O questionamento vem tomando conta da jurisprudência e buscando acompanhar os desafios o legislativo Brasileiro apresentou projeto de lei para regulamentar a responsabilidade da inteligência artificial.

Projeto de Lei nº 2.338/2023: Caminhos para Regulamentar a Responsabilidade da IA

Diante da crescente complexidade das tecnologias autônomas, o Brasil iniciou a construção de um marco legal para regular o uso da inteligência artificial. O Projeto de Lei nº 2.338/2023, em tramitação no Congresso Nacional, busca estabelecer princípios éticos e regras claras para o desenvolvimento e uso responsável da IA.

O projeto prevê em ser art. 13 a classificação dos sistemas de IA conforme o grau de risco, exigindo medidas proporcionais de supervisão, transparência e prestação de contas, especialmente nos chamados “sistemas de alto risco”. A proposta é inspirada na regulação europeia e visa mitigar danos antes que eles ocorram.

O destaque está no artigo 27, §1º, que admite a responsabilidade objetiva do fornecedor ou operador de sistema de inteligência artificial que causar dano patrimonial, moral, individual ou coletivo.

Possível notar que o projeto de lei apresenta uma clara tendencia pela responsabilização dos fornecedores.

Como as Empresas Devem se Prevenir

Em um cenário regulatório em evolução, é fundamental que empresas adotem medidas preventivas para reduzir o risco de responsabilização civil. Algumas boas práticas incluem:

  • Supervisão humana qualificada: decisões automatizadas devem ser acompanhadas de revisão por pessoas capazes de intervir e corrigir falhas;
  • Transparência com o consumidor: contratos e termos de uso devem informar que determinada análise ou decisão é feita com base em IA;
  • Auditoria e testes dos algoritmos: identificação de vieses e falhas deve ser contínua e documentada;
  • Capacitação das equipes jurídica e técnica: compreensão dos riscos legais associados aos sistemas adotados;
  • Políticas internas de governança algorítmica: estruturas de compliance voltadas à IA e à proteção de dados devem ser implementadas.

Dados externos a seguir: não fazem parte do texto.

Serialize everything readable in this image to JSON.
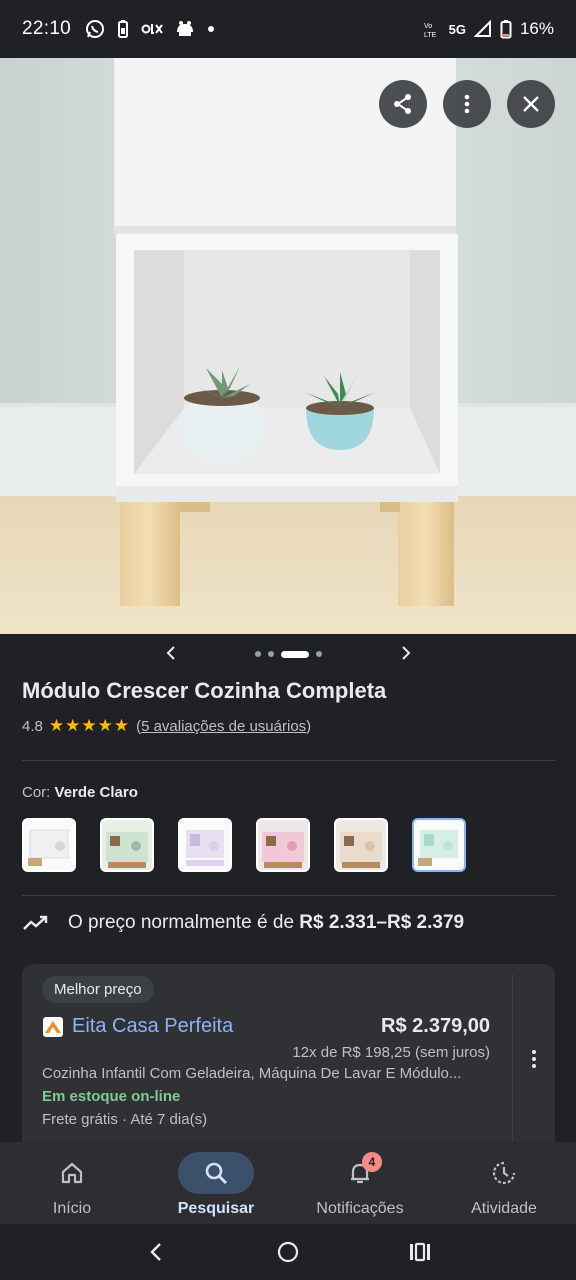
{
  "status_bar": {
    "time": "22:10",
    "network": "5G",
    "battery": "16%"
  },
  "hero": {
    "share_icon": "share-icon",
    "more_icon": "more-vert-icon",
    "close_icon": "close-icon"
  },
  "carousel": {
    "prev_icon": "chevron-left-icon",
    "next_icon": "chevron-right-icon",
    "dot_count": 4,
    "active_index": 2
  },
  "product": {
    "title": "Módulo Crescer Cozinha Completa",
    "rating": "4.8",
    "stars": "★★★★★",
    "reviews_prefix": "(",
    "reviews_link": "5 avaliações de usuários",
    "reviews_suffix": ")"
  },
  "color": {
    "label": "Cor:",
    "value": "Verde Claro",
    "selected_index": 5
  },
  "price_hint": {
    "text": "O preço normalmente é de ",
    "range": "R$ 2.331–R$ 2.379"
  },
  "offer": {
    "badge": "Melhor preço",
    "store": "Eita Casa Perfeita",
    "price": "R$ 2.379,00",
    "installments": "12x de R$ 198,25 (sem juros)",
    "description": "Cozinha Infantil Com Geladeira, Máquina De Lavar E Módulo...",
    "stock": "Em estoque on-line",
    "shipping": "Frete grátis · Até 7 dia(s)"
  },
  "bottom_nav": {
    "items": [
      {
        "label": "Início",
        "icon": "home-icon"
      },
      {
        "label": "Pesquisar",
        "icon": "search-icon"
      },
      {
        "label": "Notificações",
        "icon": "bell-icon",
        "badge": "4"
      },
      {
        "label": "Atividade",
        "icon": "activity-icon"
      }
    ]
  },
  "colors": {
    "accent": "#8ab4f8",
    "stock_green": "#81c995",
    "star": "#fbbc04",
    "background": "#202124"
  }
}
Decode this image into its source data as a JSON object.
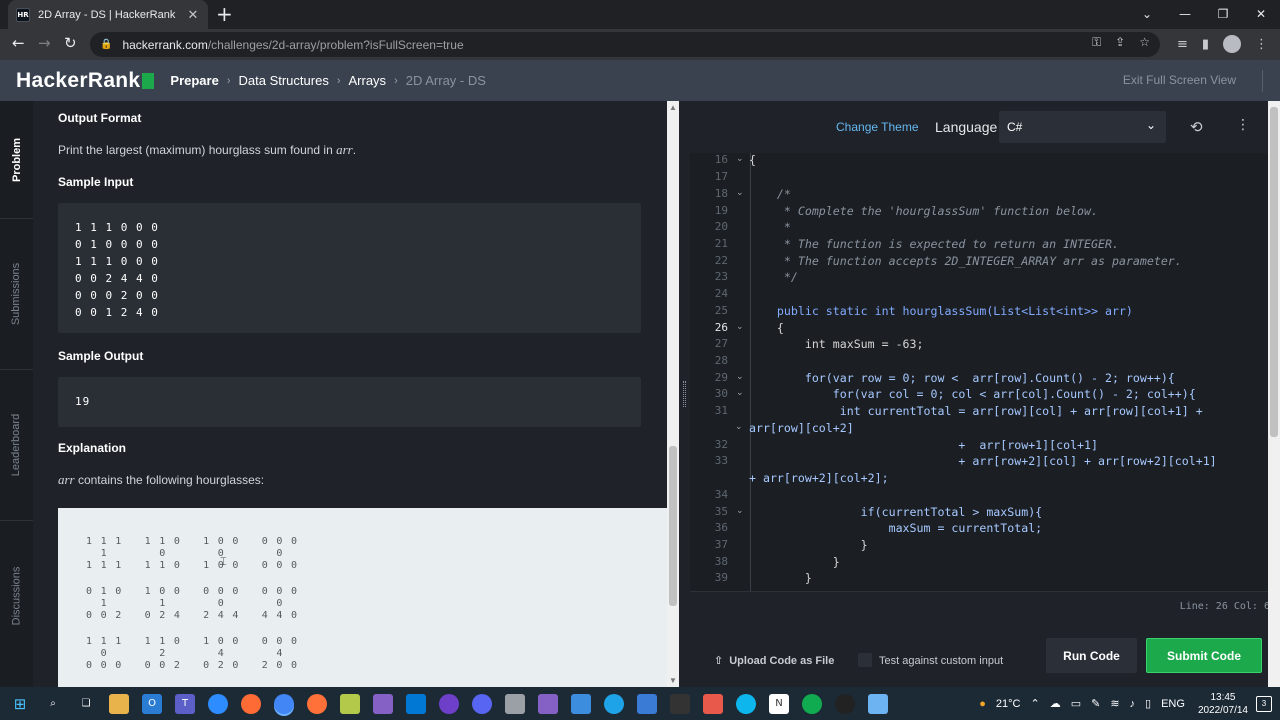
{
  "browser": {
    "tab_title": "2D Array - DS | HackerRank",
    "tab_favicon": "HR",
    "url_host": "hackerrank.com",
    "url_path": "/challenges/2d-array/problem?isFullScreen=true"
  },
  "header": {
    "logo": "HackerRank",
    "breadcrumbs": [
      "Prepare",
      "Data Structures",
      "Arrays",
      "2D Array - DS"
    ],
    "exit_fullscreen": "Exit Full Screen View"
  },
  "side_tabs": [
    "Problem",
    "Submissions",
    "Leaderboard",
    "Discussions"
  ],
  "problem": {
    "output_format_heading": "Output Format",
    "output_format_text": "Print the largest (maximum) hourglass sum found in",
    "output_format_var": "arr",
    "output_format_end": ".",
    "sample_input_heading": "Sample Input",
    "sample_input_lines": [
      "1 1 1 0 0 0",
      "0 1 0 0 0 0",
      "1 1 1 0 0 0",
      "0 0 2 4 4 0",
      "0 0 0 2 0 0",
      "0 0 1 2 4 0"
    ],
    "sample_output_heading": "Sample Output",
    "sample_output": "19",
    "explanation_heading": "Explanation",
    "explanation_var": "arr",
    "explanation_text": " contains the following hourglasses:",
    "hourglass_lines": [
      "1 1 1   1 1 0   1 0 0   0 0 0",
      "  1       0       0       0",
      "1 1 1   1 1 0   1 0 0   0 0 0",
      "",
      "0 1 0   1 0 0   0 0 0   0 0 0",
      "  1       1       0       0",
      "0 0 2   0 2 4   2 4 4   4 4 0",
      "",
      "1 1 1   1 1 0   1 0 0   0 0 0",
      "  0       2       4       4",
      "0 0 0   0 0 2   0 2 0   2 0 0"
    ]
  },
  "editor": {
    "change_theme": "Change Theme",
    "language_label": "Language",
    "language_value": "C#",
    "status": "Line: 26 Col: 6",
    "upload_label": "Upload Code as File",
    "test_custom_label": "Test against custom input",
    "run_label": "Run Code",
    "submit_label": "Submit Code",
    "line_numbers": [
      "16",
      "17",
      "18",
      "19",
      "20",
      "21",
      "22",
      "23",
      "24",
      "25",
      "26",
      "27",
      "28",
      "29",
      "30",
      "31",
      "",
      "32",
      "33",
      "",
      "34",
      "35",
      "36",
      "37",
      "38",
      "39"
    ],
    "active_line": "26",
    "code_lines": [
      "{",
      "",
      "    /*",
      "     * Complete the 'hourglassSum' function below.",
      "     *",
      "     * The function is expected to return an INTEGER.",
      "     * The function accepts 2D_INTEGER_ARRAY arr as parameter.",
      "     */",
      "",
      "    public static int hourglassSum(List<List<int>> arr)",
      "    {",
      "        int maxSum = -63;",
      "",
      "        for(var row = 0; row <  arr[row].Count() - 2; row++){",
      "            for(var col = 0; col < arr[col].Count() - 2; col++){",
      "             int currentTotal = arr[row][col] + arr[row][col+1] +",
      "arr[row][col+2]",
      "                              +  arr[row+1][col+1]",
      "                              + arr[row+2][col] + arr[row+2][col+1]",
      "+ arr[row+2][col+2];",
      "",
      "                if(currentTotal > maxSum){",
      "                    maxSum = currentTotal;",
      "                }",
      "            }",
      "        }"
    ]
  },
  "taskbar": {
    "weather": "21°C",
    "lang": "ENG",
    "time": "13:45",
    "date": "2022/07/14",
    "notifications": "3"
  },
  "colors": {
    "hr_green": "#1ba94c",
    "header_bg": "#39424e",
    "panel_bg": "#1f2329",
    "keyword": "#f07178",
    "function": "#82aaff",
    "comment": "#8a939e"
  }
}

Essas medidas, além de reduzirem riscos legais, fortalecem a imagem institucional e demonstram respeito aos direitos dos usuários.

Conclusão: Inteligência Artificial, Responsabilidade Humana

A inteligência artificial não é, e não pode ser, um território sem responsabilidade. Por mais autônomo que seja um sistema, suas consequências são sentidas por pessoas e empresas reais e a responsabilidade, portanto, continua sendo humana e jurídica.

Negligenciar esse fato pode levar empresas e desenvolvedores a litígios custosos, danos reputacionais e, pior, à violação de direitos fundamentais. O Marco Legal da Inteligência Artificial, se aprovado, será um passo importante para equilibrar inovação e proteção, oferecendo ao Brasil uma base sólida para enfrentar os desafios da era algorítmica.